Senators Land In Taipei for Diplomatic Visit
Taiwan's President Tsai Ing-wen (R) addresses Senator Tammy Duckworth (L) after a delegation also comprising Senators Dan Sullivan and Chris Coons lands at Songshan Airport in Taipei for a three-hour visit on June 6, 2021. Taiwan Presidential Office

Taiwan Strait Security

"I am very much concerned that the PRC will attempt to take Taiwan," Duckworth told the CSIS conference, which also touched on wider U.S. engagement in the Indo-Pacific. "What we have to do is deter them from it."

"Once they start, it's much harder to repel them from territory than it is to just let them know and let them make the calculus that it is far too costly for them to even attempt to try," she said.

On July 20, Duckworth was among 13 senators who introduced the bipartisan Taiwan Partnership Act, which proposes cooperation between the U.S. National Guard and Taiwan's armed forces, which already receive training from elements of the U.S. military.

Duckworth, herself a National Guard veteran, said her home state of Illinois has trained the Polish military for 27 years as part of the State Partnership Program.

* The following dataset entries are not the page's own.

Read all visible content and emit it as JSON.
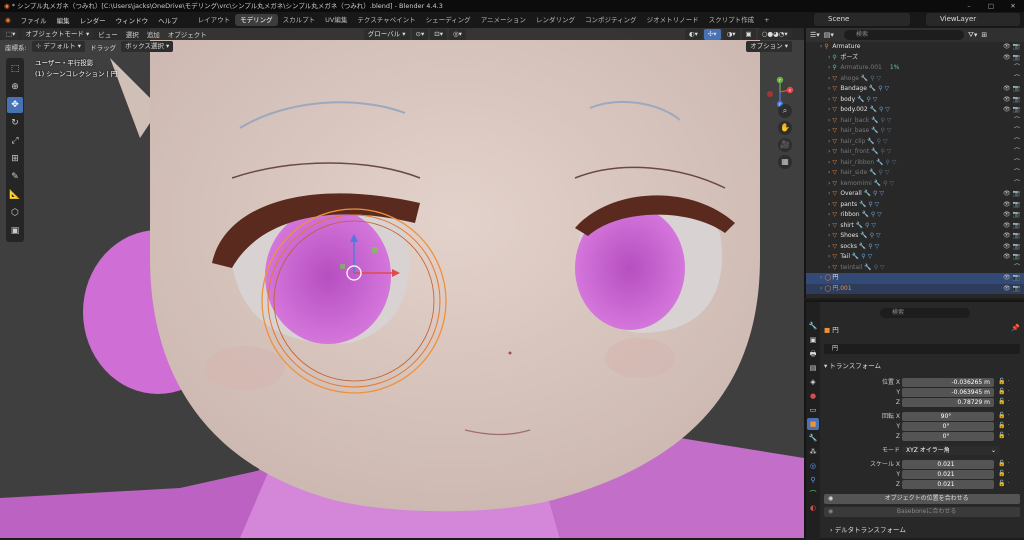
{
  "window": {
    "title": "* シンプル丸メガネ（つみれ）[C:\\Users\\jacks\\OneDrive\\モデリング\\vrc\\シンプル丸メガネ\\シンプル丸メガネ（つみれ）.blend] - Blender 4.4.3"
  },
  "menu": {
    "items": [
      "ファイル",
      "編集",
      "レンダー",
      "ウィンドウ",
      "ヘルプ"
    ],
    "workspaces": [
      "レイアウト",
      "モデリング",
      "スカルプト",
      "UV編集",
      "テクスチャペイント",
      "シェーディング",
      "アニメーション",
      "レンダリング",
      "コンポジティング",
      "ジオメトリノード",
      "スクリプト作成"
    ],
    "active_workspace_index": 1,
    "add_tab": "+",
    "scene": "Scene",
    "view_layer": "ViewLayer"
  },
  "viewport": {
    "mode": "オブジェクトモード",
    "menus": [
      "ビュー",
      "選択",
      "追加",
      "オブジェクト"
    ],
    "orientation": "グローバル",
    "coord_label": "座標系:",
    "coord_value": "デフォルト",
    "drag_label": "ドラッグ",
    "select_mode": "ボックス選択",
    "options": "オプション",
    "overlay_line1": "ユーザー・平行投影",
    "overlay_line2": "(1) シーンコレクション | 円",
    "gizmo_axes": [
      "X",
      "Y",
      "Z"
    ]
  },
  "outliner": {
    "search_placeholder": "検索",
    "rows": [
      {
        "name": "Armature",
        "type": "armature",
        "state": "normal",
        "indent": 0
      },
      {
        "name": "ポーズ",
        "type": "pose",
        "state": "normal",
        "indent": 1
      },
      {
        "name": "Armature.001",
        "type": "data",
        "state": "dim",
        "indent": 1,
        "extra": "1%"
      },
      {
        "name": "ahoge",
        "type": "mesh",
        "state": "dim",
        "indent": 1
      },
      {
        "name": "Bandage",
        "type": "mesh",
        "state": "normal",
        "indent": 1
      },
      {
        "name": "body",
        "type": "mesh",
        "state": "normal",
        "indent": 1
      },
      {
        "name": "body.002",
        "type": "mesh",
        "state": "normal",
        "indent": 1
      },
      {
        "name": "hair_back",
        "type": "mesh",
        "state": "dim",
        "indent": 1
      },
      {
        "name": "hair_base",
        "type": "mesh",
        "state": "dim",
        "indent": 1
      },
      {
        "name": "hair_clip",
        "type": "mesh",
        "state": "dim",
        "indent": 1
      },
      {
        "name": "hair_front",
        "type": "mesh",
        "state": "dim",
        "indent": 1
      },
      {
        "name": "hair_ribbon",
        "type": "mesh",
        "state": "dim",
        "indent": 1
      },
      {
        "name": "hair_side",
        "type": "mesh",
        "state": "dim",
        "indent": 1
      },
      {
        "name": "kemomimi",
        "type": "mesh",
        "state": "dim",
        "indent": 1
      },
      {
        "name": "Overall",
        "type": "mesh",
        "state": "normal",
        "indent": 1
      },
      {
        "name": "pants",
        "type": "mesh",
        "state": "normal",
        "indent": 1
      },
      {
        "name": "ribbon",
        "type": "mesh",
        "state": "normal",
        "indent": 1
      },
      {
        "name": "shirt",
        "type": "mesh",
        "state": "normal",
        "indent": 1
      },
      {
        "name": "Shoes",
        "type": "mesh",
        "state": "normal",
        "indent": 1
      },
      {
        "name": "socks",
        "type": "mesh",
        "state": "normal",
        "indent": 1
      },
      {
        "name": "Tail",
        "type": "mesh",
        "state": "normal",
        "indent": 1
      },
      {
        "name": "twintail",
        "type": "mesh",
        "state": "dim",
        "indent": 1
      },
      {
        "name": "円",
        "type": "curve",
        "state": "active",
        "indent": 0
      },
      {
        "name": "円.001",
        "type": "curve",
        "state": "selected",
        "indent": 0
      }
    ]
  },
  "properties": {
    "search_placeholder": "検索",
    "object_name": "円",
    "object_name_field": "円",
    "section_transform": "トランスフォーム",
    "location_label": "位置 X",
    "location": [
      "-0.036265 m",
      "-0.063945 m",
      "0.78729 m"
    ],
    "rotation_label": "回転 X",
    "rotation": [
      "90°",
      "0°",
      "0°"
    ],
    "mode_label": "モード",
    "mode_value": "XYZ オイラー角",
    "scale_label": "スケール X",
    "scale": [
      "0.021",
      "0.021",
      "0.021"
    ],
    "y_label": "Y",
    "z_label": "Z",
    "btn_match_location": "オブジェクトの位置を合わせる",
    "btn_match_bone": "Baseboneに合わせる",
    "section_delta": "デルタトランスフォーム"
  },
  "colors": {
    "accent": "#4772b3",
    "skin": "#dcc8c0",
    "pink": "#c85ad2",
    "eye_pink": "#c762cf",
    "selected_orange": "#f0913a"
  }
}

Her plan is for another U.S. state to "adopt" Taiwan and create a "habitual relationship," through which the island's defense forces can increase preparedness in the event of a Taiwan Strait contingency.

Her proposal would allow Taiwan's troops to "integration with U.S. forces so that, should the unthinkable happen and U.S. forces need to show up, we're not starting from scratch," she said.